I think Shapdar had the idea that I was a young kid who was in the big city for the first time and still ate radishes for luck. I turned to him. “Did you bring me here to get a uniform, or to watch a comedy?”
He grinned, but Crell said, “Hey, Ybar. You need a–“
“It’s Ybel. I need three uniforms to start with. I don’t mind if the first two were stripped off of dead guards, as long as they’ve been properly cleaned and repaired, but the third one has to be brand new. One sash. One set of arms. Two pairs of boots. I’ll change into one uniform now and pick up the rest at the end of the day. And if you think I’m paying for any of it, you’re more foolish than you thought I was.”
He spread his hands. “Ybel, sorry. Ybel, these uniforms aren’t free.”
“I’ve been in the army. Uniforms are provided. And I’m not arguing.”
“This isn’t the army,” he said, but he reached me a uniform off of a rack beside him. It took a couple of minutes to find three that satisfied me. He obviously wasn’t happy. “And you, you shithat,” he said to Shapdar. “Couldn’t say anything to back me up?”
Shapdar laughed. I put my spare uniforms on a guest hook to retrieve on my way home.
“I would have given you a couple of pennies for your trouble,” I told Crell, “if you hadn’t tried to cheat me from moon to moon.”

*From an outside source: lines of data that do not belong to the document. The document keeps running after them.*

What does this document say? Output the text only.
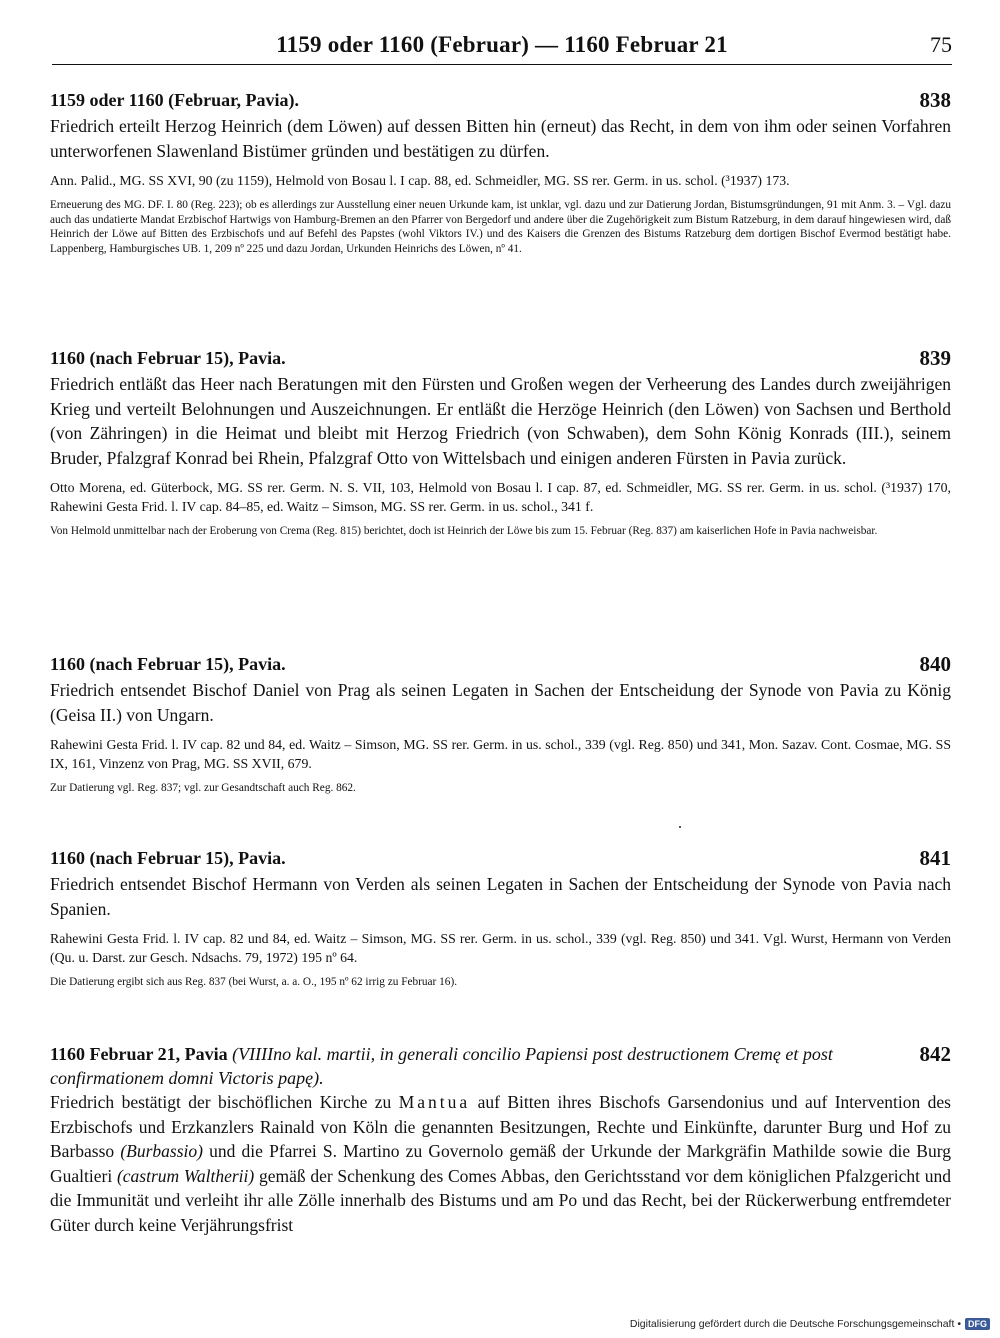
1159 oder 1160 (Februar) — 1160 Februar 21	75
1159 oder 1160 (Februar, Pavia).	838

Friedrich erteilt Herzog Heinrich (dem Löwen) auf dessen Bitten hin (erneut) das Recht, in dem von ihm oder seinen Vorfahren unterworfenen Slawenland Bistümer gründen und bestätigen zu dürfen.

Ann. Palid., MG. SS XVI, 90 (zu 1159), Helmold von Bosau l. I cap. 88, ed. Schmeidler, MG. SS rer. Germ. in us. schol. (³1937) 173.

Erneuerung des MG. DF. I. 80 (Reg. 223); ob es allerdings zur Ausstellung einer neuen Urkunde kam, ist unklar, vgl. dazu und zur Datierung Jordan, Bistumsgründungen, 91 mit Anm. 3. – Vgl. dazu auch das undatierte Mandat Erzbischof Hartwigs von Hamburg-Bremen an den Pfarrer von Bergedorf und andere über die Zugehörigkeit zum Bistum Ratzeburg, in dem darauf hingewiesen wird, daß Heinrich der Löwe auf Bitten des Erzbischofs und auf Befehl des Papstes (wohl Viktors IV.) und des Kaisers die Grenzen des Bistums Ratzeburg dem dortigen Bischof Evermod bestätigt habe. Lappenberg, Hamburgisches UB. 1, 209 nº 225 und dazu Jordan, Urkunden Heinrichs des Löwen, nº 41.

1160 (nach Februar 15), Pavia.	839

Friedrich entläßt das Heer nach Beratungen mit den Fürsten und Großen wegen der Verheerung des Landes durch zweijährigen Krieg und verteilt Belohnungen und Auszeichnungen. Er entläßt die Herzöge Heinrich (den Löwen) von Sachsen und Berthold (von Zähringen) in die Heimat und bleibt mit Herzog Friedrich (von Schwaben), dem Sohn König Konrads (III.), seinem Bruder, Pfalzgraf Konrad bei Rhein, Pfalzgraf Otto von Wittelsbach und einigen anderen Fürsten in Pavia zurück.

Otto Morena, ed. Güterbock, MG. SS rer. Germ. N. S. VII, 103, Helmold von Bosau l. I cap. 87, ed. Schmeidler, MG. SS rer. Germ. in us. schol. (³1937) 170, Rahewini Gesta Frid. l. IV cap. 84–85, ed. Waitz – Simson, MG. SS rer. Germ. in us. schol., 341 f.

Von Helmold unmittelbar nach der Eroberung von Crema (Reg. 815) berichtet, doch ist Heinrich der Löwe bis zum 15. Februar (Reg. 837) am kaiserlichen Hofe in Pavia nachweisbar.

1160 (nach Februar 15), Pavia.	840

Friedrich entsendet Bischof Daniel von Prag als seinen Legaten in Sachen der Entscheidung der Synode von Pavia zu König (Geisa II.) von Ungarn.

Rahewini Gesta Frid. l. IV cap. 82 und 84, ed. Waitz – Simson, MG. SS rer. Germ. in us. schol., 339 (vgl. Reg. 850) und 341, Mon. Sazav. Cont. Cosmae, MG. SS IX, 161, Vinzenz von Prag, MG. SS XVII, 679.

Zur Datierung vgl. Reg. 837; vgl. zur Gesandtschaft auch Reg. 862.

1160 (nach Februar 15), Pavia.	841

Friedrich entsendet Bischof Hermann von Verden als seinen Legaten in Sachen der Entscheidung der Synode von Pavia nach Spanien.

Rahewini Gesta Frid. l. IV cap. 82 und 84, ed. Waitz – Simson, MG. SS rer. Germ. in us. schol., 339 (vgl. Reg. 850) und 341. Vgl. Wurst, Hermann von Verden (Qu. u. Darst. zur Gesch. Ndsachs. 79, 1972) 195 nº 64.

Die Datierung ergibt sich aus Reg. 837 (bei Wurst, a. a. O., 195 nº 62 irrig zu Februar 16).

1160 Februar 21, Pavia (VIIIIno kal. martii, in generali concilio Papiensi post destructionem Cremę et post confirmationem domni Victoris papę).
842

Friedrich bestätigt der bischöflichen Kirche zu Mantua auf Bitten ihres Bischofs Garsendonius und auf Intervention des Erzbischofs und Erzkanzlers Rainald von Köln die genannten Besitzungen, Rechte und Einkünfte, darunter Burg und Hof zu Barbasso (Burbassio) und die Pfarrei S. Martino zu Governolo gemäß der Urkunde der Markgräfin Mathilde sowie die Burg Gualtieri (castrum Waltherii) gemäß der Schenkung des Comes Abbas, den Gerichtsstand vor dem königlichen Pfalzgericht und die Immunität und verleiht ihr alle Zölle innerhalb des Bistums und am Po und das Recht, bei der Rückerwerbung entfremdeter Güter durch keine Verjährungsfrist

Digitalisierung gefördert durch die Deutsche Forschungsgemeinschaft • DFG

“You’re never going to last in the Rosollas like that,” he said. “I promise.”
“But,” I continued, “as a guard, I know how hard you work all the time, job like this, and how little appreciation you get for it. So here’s this as a sign of respect.” And I put a silver cup down on his desk.
Crell hadn’t expected that at all. Hostility gone, he frowned at me, trying to figure me out. Shapdar was similarly puzzled.
“What’s the next thing?” I asked Shapdar.